Leetcode - vertical-order-traversal-of-a-binary-tree

violet posted @ Mar 14, 2020 05:45:37 AM in 算法 with tags Algorithm tree BFS Golang , 352 阅读

https://leetcode.com/problems/vertical-order-traversal-of-a-binary-tree/

Given a binary tree, return the vertical order traversal of its nodes values.

For each node at position (X, Y), its left and right children respectively will be at positions (X-1, Y-1) and (X+1, Y-1).

Running a vertical line from X = -infinity to X = +infinity, whenever the vertical line touches some nodes, we report the values of the nodes in order from top to bottom (decreasing Y coordinates).

If two nodes have the same position, then the value of the node that is reported first is the value that is smaller.

Return an list of non-empty reports in order of X coordinate. Every report will have a list of values of nodes.

Example 1:

Input: [3,9,20,null,null,15,7]
Output: [[9],[3,15],[20],[7]]
Explanation: 
Without loss of generality, we can assume the root node is at position (0, 0):
Then, the node with value 9 occurs at position (-1, -1);
The nodes with values 3 and 15 occur at positions (0, 0) and (0, -2);
The node with value 20 occurs at position (1, -1);
The node with value 7 occurs at position (2, -2).

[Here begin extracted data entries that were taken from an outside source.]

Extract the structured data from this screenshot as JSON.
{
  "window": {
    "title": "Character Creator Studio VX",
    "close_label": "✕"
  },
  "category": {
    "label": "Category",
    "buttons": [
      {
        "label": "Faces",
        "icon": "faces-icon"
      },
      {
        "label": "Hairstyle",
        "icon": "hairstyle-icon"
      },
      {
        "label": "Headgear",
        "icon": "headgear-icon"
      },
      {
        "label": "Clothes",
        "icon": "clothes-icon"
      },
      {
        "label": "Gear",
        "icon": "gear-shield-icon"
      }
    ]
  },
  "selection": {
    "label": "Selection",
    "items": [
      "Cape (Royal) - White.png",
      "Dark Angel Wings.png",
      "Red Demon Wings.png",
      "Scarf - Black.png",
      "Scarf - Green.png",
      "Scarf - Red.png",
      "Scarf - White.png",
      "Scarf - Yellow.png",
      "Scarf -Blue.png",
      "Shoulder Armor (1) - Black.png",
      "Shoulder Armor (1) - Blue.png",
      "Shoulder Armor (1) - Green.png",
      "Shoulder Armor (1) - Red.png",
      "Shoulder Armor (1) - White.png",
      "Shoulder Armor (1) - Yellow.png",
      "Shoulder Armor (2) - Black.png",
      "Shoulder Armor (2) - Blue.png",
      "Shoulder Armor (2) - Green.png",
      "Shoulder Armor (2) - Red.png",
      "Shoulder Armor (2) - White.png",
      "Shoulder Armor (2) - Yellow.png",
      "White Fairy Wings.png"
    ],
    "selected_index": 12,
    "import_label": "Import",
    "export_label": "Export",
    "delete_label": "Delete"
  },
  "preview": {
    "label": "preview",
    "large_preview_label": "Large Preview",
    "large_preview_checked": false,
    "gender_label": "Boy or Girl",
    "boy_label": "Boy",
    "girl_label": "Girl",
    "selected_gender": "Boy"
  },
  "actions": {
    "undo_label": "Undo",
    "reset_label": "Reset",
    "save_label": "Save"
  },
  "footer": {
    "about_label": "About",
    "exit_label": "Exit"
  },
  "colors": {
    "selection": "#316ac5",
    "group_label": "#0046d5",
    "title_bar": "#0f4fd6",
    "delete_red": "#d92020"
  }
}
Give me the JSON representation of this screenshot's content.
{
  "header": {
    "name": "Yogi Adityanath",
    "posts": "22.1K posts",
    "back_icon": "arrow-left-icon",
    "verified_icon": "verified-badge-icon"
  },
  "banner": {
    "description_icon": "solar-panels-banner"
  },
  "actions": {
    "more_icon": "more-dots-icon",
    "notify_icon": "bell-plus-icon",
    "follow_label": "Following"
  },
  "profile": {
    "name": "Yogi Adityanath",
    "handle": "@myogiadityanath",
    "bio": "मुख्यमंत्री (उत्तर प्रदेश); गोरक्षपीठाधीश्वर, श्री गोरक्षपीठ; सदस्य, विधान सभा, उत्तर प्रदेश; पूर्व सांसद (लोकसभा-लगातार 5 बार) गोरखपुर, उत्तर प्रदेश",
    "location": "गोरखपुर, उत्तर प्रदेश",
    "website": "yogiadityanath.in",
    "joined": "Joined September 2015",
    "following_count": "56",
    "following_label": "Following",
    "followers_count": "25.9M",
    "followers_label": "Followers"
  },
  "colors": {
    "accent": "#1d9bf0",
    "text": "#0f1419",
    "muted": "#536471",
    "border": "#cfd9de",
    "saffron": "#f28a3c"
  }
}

Use bfs to traverse the tree, store a hash: hd -> tree value

/**
 * Definition for a binary tree node.
 * type TreeNode struct {
 *     Val int
 *     Left *TreeNode
 *     Right *TreeNode
 * }
 */

type TreeWithDistance struct {
    node  *TreeNode
    hd    int
    level int
}

func verticalTraversal(root *TreeNode) [][]int {
    if root == nil {
        return [][]int{}
    }
    queue := []*TreeWithDistance{{node: root, hd: 0, level: 0}}
    hash := map[int][]*TreeWithDistance{}
    min := math.MaxInt32
    max := math.MinInt32
    level := 0
    for len(queue) != 0 {
        size := len(queue)
        for i := 0; i < size; i++ {
            tmp := queue[i]
            hd := tmp.hd
            node := tmp.node
            hash[hd] = append(hash[hd], tmp)
            if node.Left != nil {
                queue = append(queue, &TreeWithDistance{
                    node:  node.Left,
                    hd:    hd - 1,
                    level: level,
                })
            }
            if node.Right != nil {
                queue = append(queue, &TreeWithDistance{
                    node:  node.Right,
                    hd:    hd + 1,
                    level: level,
                })
            }
            if min > hd {
                min = hd
            }
            if max < hd {
                max = hd
            }
        }
        queue = queue[size:]
        level++
    }
    result := [][]int{}
    for i := min; i <= max; i++ {
        if val, ok := hash[i]; ok {
            sort.Slice(val, func(i, j int) bool {
                if val[i].hd < val[j].hd {
                    return true
                }
                if val[i].hd > val[j].hd {
                    return false
                }
                if val[i].level < val[j].level {
                    return true
                }
                if val[i].level > val[j].level {
                    return false
                }
                return val[i].node.Val < val[j].node.Val
            })
            tmpResult := []int{}
            for _, n := range val {
                tmpResult = append(tmpResult, n.node.Val)
            }
            result = append(result, tmpResult)
        }
    }
    return result
}